If you think Jolly’s tableau of vampers and drag queens was unsettling to your Christian sensibilities, for God’s sake don’t go into the Musée d’Orsay and see Jean Delville’s “L’Ecole de Platon,” a monumental canvas that appears to portray Jesus surrounded by voluptuous, naked, androgynous disciples with limbs wound sensuously around each other. Offensive? Maybe, until you learn the painting is actually of Plato, meant to signify the transition from the pagan world to the Christian one, and the hermaphrodites were considered by the painter representative of purity and an evolution toward divinity. Then you pay closer attention.
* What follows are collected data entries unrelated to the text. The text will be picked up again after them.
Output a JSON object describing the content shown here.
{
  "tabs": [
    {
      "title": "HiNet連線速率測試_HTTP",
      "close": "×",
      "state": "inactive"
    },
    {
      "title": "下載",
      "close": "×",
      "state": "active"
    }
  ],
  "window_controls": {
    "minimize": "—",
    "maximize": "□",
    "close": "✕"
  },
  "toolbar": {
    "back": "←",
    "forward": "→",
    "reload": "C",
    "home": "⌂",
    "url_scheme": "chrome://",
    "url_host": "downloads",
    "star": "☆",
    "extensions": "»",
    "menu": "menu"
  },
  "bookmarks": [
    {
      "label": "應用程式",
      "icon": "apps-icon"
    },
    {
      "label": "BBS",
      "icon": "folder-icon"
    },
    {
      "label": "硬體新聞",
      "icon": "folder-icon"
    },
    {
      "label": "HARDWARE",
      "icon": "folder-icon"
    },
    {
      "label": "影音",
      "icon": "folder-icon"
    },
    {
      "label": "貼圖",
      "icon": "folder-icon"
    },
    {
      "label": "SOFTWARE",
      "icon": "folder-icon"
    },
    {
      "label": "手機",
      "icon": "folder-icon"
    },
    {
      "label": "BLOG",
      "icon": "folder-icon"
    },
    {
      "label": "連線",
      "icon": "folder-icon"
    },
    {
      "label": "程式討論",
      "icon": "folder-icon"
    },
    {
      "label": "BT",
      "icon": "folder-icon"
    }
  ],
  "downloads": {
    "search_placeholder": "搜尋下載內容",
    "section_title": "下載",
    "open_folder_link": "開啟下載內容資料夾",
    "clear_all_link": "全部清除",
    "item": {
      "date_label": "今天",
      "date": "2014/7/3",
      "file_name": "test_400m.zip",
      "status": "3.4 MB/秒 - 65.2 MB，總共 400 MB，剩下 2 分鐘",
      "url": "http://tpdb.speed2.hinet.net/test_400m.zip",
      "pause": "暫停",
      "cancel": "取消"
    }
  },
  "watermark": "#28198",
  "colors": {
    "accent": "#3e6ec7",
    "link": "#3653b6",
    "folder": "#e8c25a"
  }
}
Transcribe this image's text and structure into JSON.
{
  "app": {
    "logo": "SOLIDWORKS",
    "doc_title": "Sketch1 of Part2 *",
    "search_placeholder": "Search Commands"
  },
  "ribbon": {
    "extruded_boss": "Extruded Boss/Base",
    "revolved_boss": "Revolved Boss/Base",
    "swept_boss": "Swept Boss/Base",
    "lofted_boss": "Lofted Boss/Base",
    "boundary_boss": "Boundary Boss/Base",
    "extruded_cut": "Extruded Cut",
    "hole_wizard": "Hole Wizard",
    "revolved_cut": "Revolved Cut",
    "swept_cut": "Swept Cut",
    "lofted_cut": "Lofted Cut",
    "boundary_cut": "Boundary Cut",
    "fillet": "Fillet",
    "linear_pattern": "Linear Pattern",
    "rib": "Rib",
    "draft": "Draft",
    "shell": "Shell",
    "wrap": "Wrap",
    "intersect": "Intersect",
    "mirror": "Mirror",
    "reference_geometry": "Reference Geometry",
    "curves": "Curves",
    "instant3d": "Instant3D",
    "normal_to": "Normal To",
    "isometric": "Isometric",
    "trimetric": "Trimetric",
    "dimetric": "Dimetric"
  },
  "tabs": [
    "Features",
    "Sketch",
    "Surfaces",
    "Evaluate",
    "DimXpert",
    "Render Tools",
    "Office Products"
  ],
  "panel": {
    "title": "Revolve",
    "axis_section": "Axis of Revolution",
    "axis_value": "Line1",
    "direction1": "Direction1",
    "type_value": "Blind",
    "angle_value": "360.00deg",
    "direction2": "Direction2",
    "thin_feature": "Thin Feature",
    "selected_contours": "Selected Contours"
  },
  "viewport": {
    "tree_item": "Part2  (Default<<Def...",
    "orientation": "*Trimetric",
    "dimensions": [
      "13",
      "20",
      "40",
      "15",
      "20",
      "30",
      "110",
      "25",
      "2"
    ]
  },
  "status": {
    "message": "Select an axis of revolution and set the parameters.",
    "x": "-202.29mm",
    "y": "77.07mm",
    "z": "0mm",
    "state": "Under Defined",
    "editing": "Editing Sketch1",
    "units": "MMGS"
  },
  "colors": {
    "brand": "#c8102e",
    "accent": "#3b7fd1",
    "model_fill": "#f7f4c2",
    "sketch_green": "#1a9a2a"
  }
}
The purpose of art is to command your deep attention — not in a narcissistic way but in a self-reflective one. Just like athletics. Or faith. The great Presbyterian minister, writer and theologian Frederick Buechner, who began his adult life as a novelist before entering the seminary, believed art was not hostile to faith but its mimic. “From the simplest lyric to the most complex novel and densest drama, literature is asking us to pay attention,” he wrote. “… Pay attention to the west wind. Pay attention to the boy on the raft, the lady in the tower, the old man on the train.”

If we are to love our neighbors, Buechner preached, we first have to see them, attend to them. That is all Jolly asked you to do in his spectacle: to see. All the religious police see are phantom insults. That drag queen sequence was meant to refer, like Delville, to Greek pagan celebrations — not, as some Christian leaders insist, to mock Leonardo da Vinci’s “The Last Supper.” Regardless of the intention, how on earth do Christian sensitivities justify making DJ Barbara Butch — who appeared in the center of that scene — the focus of vileness, death threats and antisemitism?

Buechner wrote this: “Rembrandt puts a frame around an old woman’s face. It is seamed with wrinkles. The upper lip is sunken in, the skin waxy and pale. It is not a remarkable face. You would not look twice at the old woman if you found her sitting across the aisle from you on a bus. But it is a face so remarkably seen that it forces you to see it remarkably.”

Perhaps, just perhaps, Jolly is a better, truer worshiper than his critics. At the least, he did something they have failed to do: He saw faces and framed them with interest, rather than hostility. Buechner continues: “Is it too much to say that to stop, look and listen is also the most basic lesson that the Judeo-Christian tradition teaches us? … And when Jesus comes along saying that the greatest command of all is to love God and to love our neighbor, he too is asking us to pay attention.”

Critics of the Opening Ceremonies certainly have paid attention — to all the wrong things. Buechner also wrote that it’s not quite enough just to stare at something. We also have to see, “with our imagination as well as our eyes, that is to say like artists, we must not see their faces but the life behind and within their faces.”